I have a new term to describe what a lot of companies want in a new hire. It’s prevalent across the world, across industries and organisations. It’s called the Silver Bullet Employee.
What is a Silver Bullet Employee?
- They’re self-motivated and hard working. They look for ways to solve problems that they aren’t asked to solve yet.
- They’re learners and doers, they continue their own self-development while having a bias towards getting things done in their organizations.
- They are super easy to manage as they’re getting things done for their bosses without supervision.
- They outperform their colleagues and they become profiles for what the company wants in a hire.
Why are they popular?
- The cover up mistakes and make the company money.
- They don’t need managing to succeed and deliver.
- The company doesn’t have to deal with their processes that don’t work because the Silver Bullet covers them with their effort and smarts.

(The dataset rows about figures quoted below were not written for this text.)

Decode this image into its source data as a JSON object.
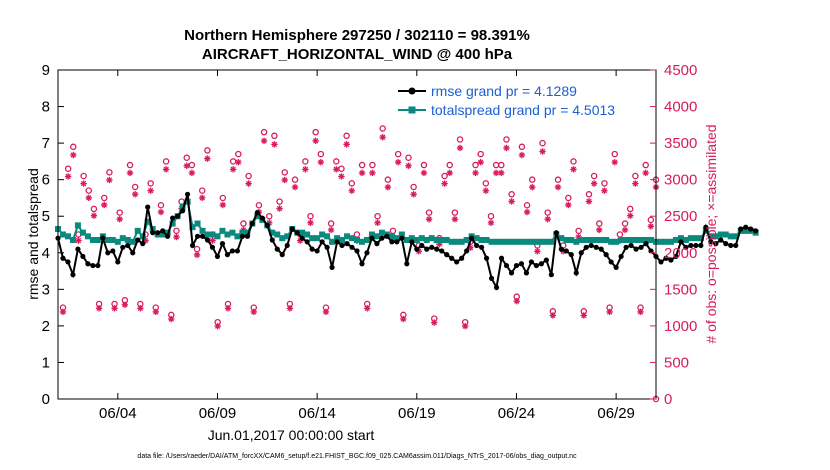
{
  "colors": {
    "rmse": "#000000",
    "spread": "#0a8a7e",
    "obs": "#d81b60",
    "legend_text": "#1a5fd6"
  },
  "chart_data": {
    "type": "line",
    "title": "Northern Hemisphere 297250 / 302110 = 98.391%",
    "subtitle": "AIRCRAFT_HORIZONTAL_WIND @ 400 hPa",
    "xlabel": "Jun.01,2017 00:00:00 start",
    "ylabel": "rmse and totalspread",
    "y2label": "# of obs: o=possible; ×=assimilated",
    "xlim": [
      1.0,
      31.0
    ],
    "ylim": [
      0,
      9
    ],
    "y2lim": [
      0,
      4500
    ],
    "x_ticks": [
      4,
      9,
      14,
      19,
      24,
      29
    ],
    "x_tick_labels": [
      "06/04",
      "06/09",
      "06/14",
      "06/19",
      "06/24",
      "06/29"
    ],
    "y_ticks": [
      "0",
      "1",
      "2",
      "3",
      "4",
      "5",
      "6",
      "7",
      "8",
      "9"
    ],
    "y2_ticks": [
      "0",
      "500",
      "1000",
      "1500",
      "2000",
      "2500",
      "3000",
      "3500",
      "4000",
      "4500"
    ],
    "x_start": 1.0,
    "x_step": 0.25,
    "series": [
      {
        "name": "rmse grand pr = 4.1289",
        "axis": "left",
        "marker": "circle",
        "values": [
          4.4,
          3.85,
          3.75,
          3.4,
          4.1,
          3.9,
          3.7,
          3.65,
          3.65,
          4.4,
          4.0,
          4.05,
          3.75,
          4.15,
          4.2,
          4.0,
          4.35,
          4.25,
          5.25,
          4.55,
          4.55,
          4.6,
          4.45,
          4.95,
          5.0,
          5.15,
          5.6,
          4.2,
          4.45,
          4.45,
          4.35,
          4.15,
          3.9,
          4.25,
          3.95,
          4.05,
          4.05,
          4.45,
          4.45,
          4.8,
          5.1,
          4.95,
          4.75,
          4.35,
          4.1,
          3.95,
          4.2,
          4.65,
          4.55,
          4.4,
          4.3,
          4.1,
          4.05,
          4.3,
          4.15,
          3.6,
          4.3,
          4.2,
          4.25,
          4.15,
          4.05,
          3.7,
          4.0,
          4.4,
          4.25,
          4.4,
          4.45,
          4.3,
          4.3,
          4.4,
          3.7,
          4.3,
          4.1,
          4.2,
          4.1,
          4.15,
          4.1,
          4.05,
          3.95,
          3.85,
          3.75,
          3.85,
          4.05,
          4.4,
          4.2,
          4.15,
          3.85,
          3.3,
          3.05,
          3.85,
          3.65,
          3.45,
          3.65,
          3.7,
          3.45,
          3.75,
          3.65,
          3.7,
          3.8,
          3.4,
          4.55,
          4.1,
          4.05,
          3.95,
          3.45,
          4.0,
          4.15,
          4.2,
          4.15,
          4.1,
          3.95,
          3.75,
          3.6,
          3.9,
          4.15,
          4.2,
          4.1,
          4.15,
          4.25,
          4.05,
          3.9,
          3.75,
          3.85,
          3.8,
          3.9,
          4.3,
          4.15,
          4.2,
          4.2,
          4.2,
          4.7,
          4.3,
          4.25,
          4.35,
          4.25,
          4.2,
          4.2,
          4.65,
          4.7,
          4.65,
          4.6
        ]
      },
      {
        "name": "totalspread grand pr = 4.5013",
        "axis": "left",
        "marker": "square",
        "values": [
          4.65,
          4.5,
          4.45,
          4.35,
          4.75,
          4.55,
          4.45,
          4.35,
          4.35,
          4.45,
          4.35,
          4.35,
          4.3,
          4.4,
          4.35,
          4.3,
          4.6,
          4.45,
          4.85,
          4.65,
          4.5,
          4.5,
          4.55,
          4.8,
          5.0,
          5.25,
          5.4,
          4.7,
          4.8,
          4.6,
          4.5,
          4.5,
          4.45,
          4.6,
          4.5,
          4.55,
          4.45,
          4.55,
          4.55,
          4.8,
          5.0,
          4.9,
          4.75,
          4.55,
          4.5,
          4.4,
          4.45,
          4.65,
          4.55,
          4.55,
          4.5,
          4.4,
          4.4,
          4.5,
          4.45,
          4.3,
          4.4,
          4.35,
          4.45,
          4.4,
          4.35,
          4.3,
          4.35,
          4.5,
          4.45,
          4.55,
          4.5,
          4.45,
          4.4,
          4.5,
          4.35,
          4.4,
          4.35,
          4.4,
          4.35,
          4.4,
          4.35,
          4.35,
          4.35,
          4.3,
          4.3,
          4.3,
          4.35,
          4.45,
          4.4,
          4.35,
          4.35,
          4.3,
          4.3,
          4.3,
          4.3,
          4.3,
          4.3,
          4.3,
          4.3,
          4.3,
          4.3,
          4.3,
          4.3,
          4.3,
          4.5,
          4.4,
          4.35,
          4.35,
          4.3,
          4.35,
          4.35,
          4.35,
          4.35,
          4.35,
          4.35,
          4.3,
          4.3,
          4.35,
          4.35,
          4.35,
          4.35,
          4.35,
          4.35,
          4.35,
          4.3,
          4.3,
          4.3,
          4.3,
          4.35,
          4.4,
          4.35,
          4.4,
          4.4,
          4.4,
          4.6,
          4.45,
          4.45,
          4.5,
          4.5,
          4.45,
          4.45,
          4.6,
          4.6,
          4.6,
          4.55
        ]
      }
    ],
    "obs_possible": [
      1250,
      3150,
      3450,
      2250,
      3050,
      2850,
      2600,
      1300,
      2750,
      3100,
      1300,
      2550,
      1350,
      3200,
      2900,
      1300,
      2250,
      2950,
      1250,
      2650,
      3250,
      1150,
      2300,
      2700,
      3300,
      3200,
      2050,
      2850,
      3400,
      2250,
      1050,
      2750,
      1300,
      3250,
      3350,
      2400,
      3050,
      1250,
      2650,
      3650,
      2500,
      3600,
      2700,
      3100,
      1300,
      3000,
      2250,
      3250,
      2500,
      3650,
      3350,
      1250,
      2400,
      3250,
      3150,
      3600,
      2950,
      2250,
      3200,
      1300,
      3200,
      2500,
      3700,
      3000,
      2300,
      3350,
      1150,
      3300,
      2900,
      2100,
      3200,
      2550,
      1100,
      2200,
      3050,
      3200,
      2550,
      3550,
      1050,
      2150,
      3200,
      3350,
      2950,
      2500,
      3200,
      3200,
      3550,
      2800,
      1400,
      3450,
      2650,
      3000,
      2100,
      3500,
      2550,
      1200,
      3000,
      2100,
      2750,
      3250,
      2300,
      1200,
      2800,
      3050,
      2400,
      2950,
      1250,
      3350,
      2250,
      2400,
      2600,
      3050,
      1250,
      3200,
      2450,
      3000
    ]
  },
  "legend": {
    "rmse_label": "rmse grand pr = 4.1289",
    "spread_label": "totalspread grand pr = 4.5013"
  },
  "footnote": "data file: /Users/raeder/DAI/ATM_forcXX/CAM6_setup/f.e21.FHIST_BGC.f09_025.CAM6assim.011/Diags_NTrS_2017-06/obs_diag_output.nc"
}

- Managers can blame problems that are in other areas on not having a Silver Bullet rather than using other problem solving techniques.

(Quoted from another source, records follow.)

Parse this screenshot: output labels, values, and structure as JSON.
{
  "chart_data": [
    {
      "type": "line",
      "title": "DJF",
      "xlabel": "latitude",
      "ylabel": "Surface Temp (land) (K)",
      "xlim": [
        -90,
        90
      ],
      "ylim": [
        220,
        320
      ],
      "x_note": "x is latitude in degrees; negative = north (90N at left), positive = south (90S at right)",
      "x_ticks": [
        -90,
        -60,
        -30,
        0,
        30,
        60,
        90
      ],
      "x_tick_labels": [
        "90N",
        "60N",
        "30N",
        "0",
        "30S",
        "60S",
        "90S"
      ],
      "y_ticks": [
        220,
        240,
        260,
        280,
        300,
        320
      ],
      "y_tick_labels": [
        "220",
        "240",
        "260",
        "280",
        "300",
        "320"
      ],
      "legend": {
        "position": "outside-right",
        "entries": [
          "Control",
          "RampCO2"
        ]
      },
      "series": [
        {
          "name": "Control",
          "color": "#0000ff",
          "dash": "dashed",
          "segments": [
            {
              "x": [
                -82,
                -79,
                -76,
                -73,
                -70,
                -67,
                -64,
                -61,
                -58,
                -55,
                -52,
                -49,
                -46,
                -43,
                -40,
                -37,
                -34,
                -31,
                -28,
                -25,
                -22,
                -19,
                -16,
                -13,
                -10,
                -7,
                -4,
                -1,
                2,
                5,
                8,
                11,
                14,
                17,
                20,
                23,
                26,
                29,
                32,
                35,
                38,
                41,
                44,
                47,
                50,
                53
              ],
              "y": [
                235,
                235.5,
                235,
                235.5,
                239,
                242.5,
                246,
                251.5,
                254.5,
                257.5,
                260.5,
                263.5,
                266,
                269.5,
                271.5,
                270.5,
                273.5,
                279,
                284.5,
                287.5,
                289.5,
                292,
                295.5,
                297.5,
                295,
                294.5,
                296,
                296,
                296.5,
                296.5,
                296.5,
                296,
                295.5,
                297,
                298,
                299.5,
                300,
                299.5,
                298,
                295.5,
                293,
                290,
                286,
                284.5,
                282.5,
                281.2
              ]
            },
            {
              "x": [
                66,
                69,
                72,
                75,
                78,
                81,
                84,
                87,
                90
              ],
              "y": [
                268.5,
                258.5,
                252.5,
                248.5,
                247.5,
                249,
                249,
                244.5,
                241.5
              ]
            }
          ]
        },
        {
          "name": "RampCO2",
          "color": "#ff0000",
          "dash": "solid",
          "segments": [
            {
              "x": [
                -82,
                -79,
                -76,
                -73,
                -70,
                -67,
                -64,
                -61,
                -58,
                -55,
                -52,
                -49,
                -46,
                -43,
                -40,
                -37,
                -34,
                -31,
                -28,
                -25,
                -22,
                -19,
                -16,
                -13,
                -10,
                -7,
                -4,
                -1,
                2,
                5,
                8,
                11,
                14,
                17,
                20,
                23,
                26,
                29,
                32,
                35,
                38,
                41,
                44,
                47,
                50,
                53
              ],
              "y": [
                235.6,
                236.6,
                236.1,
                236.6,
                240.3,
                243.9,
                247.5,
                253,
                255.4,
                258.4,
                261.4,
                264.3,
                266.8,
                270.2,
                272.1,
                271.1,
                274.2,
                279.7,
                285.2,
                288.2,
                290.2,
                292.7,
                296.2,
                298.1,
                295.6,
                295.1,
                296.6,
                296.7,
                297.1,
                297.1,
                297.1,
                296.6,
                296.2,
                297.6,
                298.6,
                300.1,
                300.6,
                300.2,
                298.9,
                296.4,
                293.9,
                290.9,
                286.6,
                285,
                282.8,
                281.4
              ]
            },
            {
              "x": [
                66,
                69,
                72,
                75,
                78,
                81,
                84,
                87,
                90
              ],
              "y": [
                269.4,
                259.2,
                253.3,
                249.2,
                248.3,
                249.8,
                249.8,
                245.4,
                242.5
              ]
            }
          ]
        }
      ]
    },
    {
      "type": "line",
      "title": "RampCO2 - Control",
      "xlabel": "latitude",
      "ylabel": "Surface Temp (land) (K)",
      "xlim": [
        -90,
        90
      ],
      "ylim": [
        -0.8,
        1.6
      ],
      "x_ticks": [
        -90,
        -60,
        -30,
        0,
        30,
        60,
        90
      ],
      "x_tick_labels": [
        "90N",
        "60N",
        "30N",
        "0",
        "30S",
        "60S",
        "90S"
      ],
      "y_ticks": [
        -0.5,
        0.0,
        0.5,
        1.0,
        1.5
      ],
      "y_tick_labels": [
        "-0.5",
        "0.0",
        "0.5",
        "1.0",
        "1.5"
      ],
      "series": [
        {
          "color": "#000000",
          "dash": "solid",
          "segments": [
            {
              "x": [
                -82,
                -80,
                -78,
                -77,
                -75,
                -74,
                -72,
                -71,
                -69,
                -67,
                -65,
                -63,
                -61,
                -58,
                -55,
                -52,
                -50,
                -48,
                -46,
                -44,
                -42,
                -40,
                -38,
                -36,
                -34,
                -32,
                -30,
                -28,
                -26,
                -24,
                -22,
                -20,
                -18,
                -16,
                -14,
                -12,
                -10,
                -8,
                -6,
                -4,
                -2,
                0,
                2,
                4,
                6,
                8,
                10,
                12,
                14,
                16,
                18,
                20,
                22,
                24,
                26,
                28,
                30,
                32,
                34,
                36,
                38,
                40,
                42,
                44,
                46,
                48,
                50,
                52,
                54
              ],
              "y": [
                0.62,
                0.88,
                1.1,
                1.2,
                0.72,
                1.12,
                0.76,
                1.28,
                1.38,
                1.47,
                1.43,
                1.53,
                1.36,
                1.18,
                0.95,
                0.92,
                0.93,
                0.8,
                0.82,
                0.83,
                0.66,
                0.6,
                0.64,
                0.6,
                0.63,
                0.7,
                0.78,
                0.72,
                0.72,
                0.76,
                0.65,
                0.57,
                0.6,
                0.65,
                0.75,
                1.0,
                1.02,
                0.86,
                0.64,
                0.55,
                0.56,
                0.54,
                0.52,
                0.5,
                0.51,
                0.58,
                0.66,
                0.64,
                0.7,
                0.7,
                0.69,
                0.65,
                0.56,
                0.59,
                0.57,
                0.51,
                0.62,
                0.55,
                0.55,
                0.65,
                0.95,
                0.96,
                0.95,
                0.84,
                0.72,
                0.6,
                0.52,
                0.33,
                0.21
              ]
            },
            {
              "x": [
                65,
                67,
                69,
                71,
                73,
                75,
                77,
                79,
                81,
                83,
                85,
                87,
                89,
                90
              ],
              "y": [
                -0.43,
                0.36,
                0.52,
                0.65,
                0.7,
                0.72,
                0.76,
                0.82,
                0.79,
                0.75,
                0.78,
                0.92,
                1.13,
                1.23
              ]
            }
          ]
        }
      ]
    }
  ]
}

- Hiring one doesn’t require a job description.
- You can hire one with a very general idea of what you want them to achieve but no plan for how to help or measure that success.
Why they fail in new jobs?
- They burn out.
- They’re hired as a Silver Bullet and often the problems they’re hired to solve haven’t been framed correctly from the beginning making it impossible to evaluate their achievements.

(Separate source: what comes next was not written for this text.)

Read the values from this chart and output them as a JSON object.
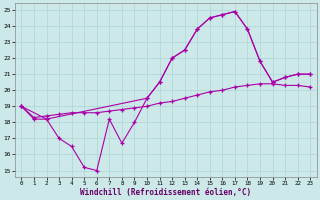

- They start to feel like they’re being taken advantage of by their peers and management.
- Current employees work actively against them as they’re seen as a dropped in superstar to fix problems caused by current employees.
- They can’t deal with internal people working against them.
- They’re unfairly evaluated by managers who haven’t defined success in the role other than “getting it done”.
The Silver Bullet is attractive to managers because they don’t need managing and they make you look good. But another useful point about them is they hide bad management practices. How? Because when they fail it’s so easy to say, “well I guess they weren’t as good as we thought they were” rather than deal with the root cause of the failure.
Of course we can all deal with reality by creating an imaginary alternative, but I think if we’re going to self-evaluate honestly we’ll start to give the Silver Bullets in our midst a fairer chance. They will out-perform but you can’t hobble right from the beginning by trying to use them as superglue for all the breaks you have.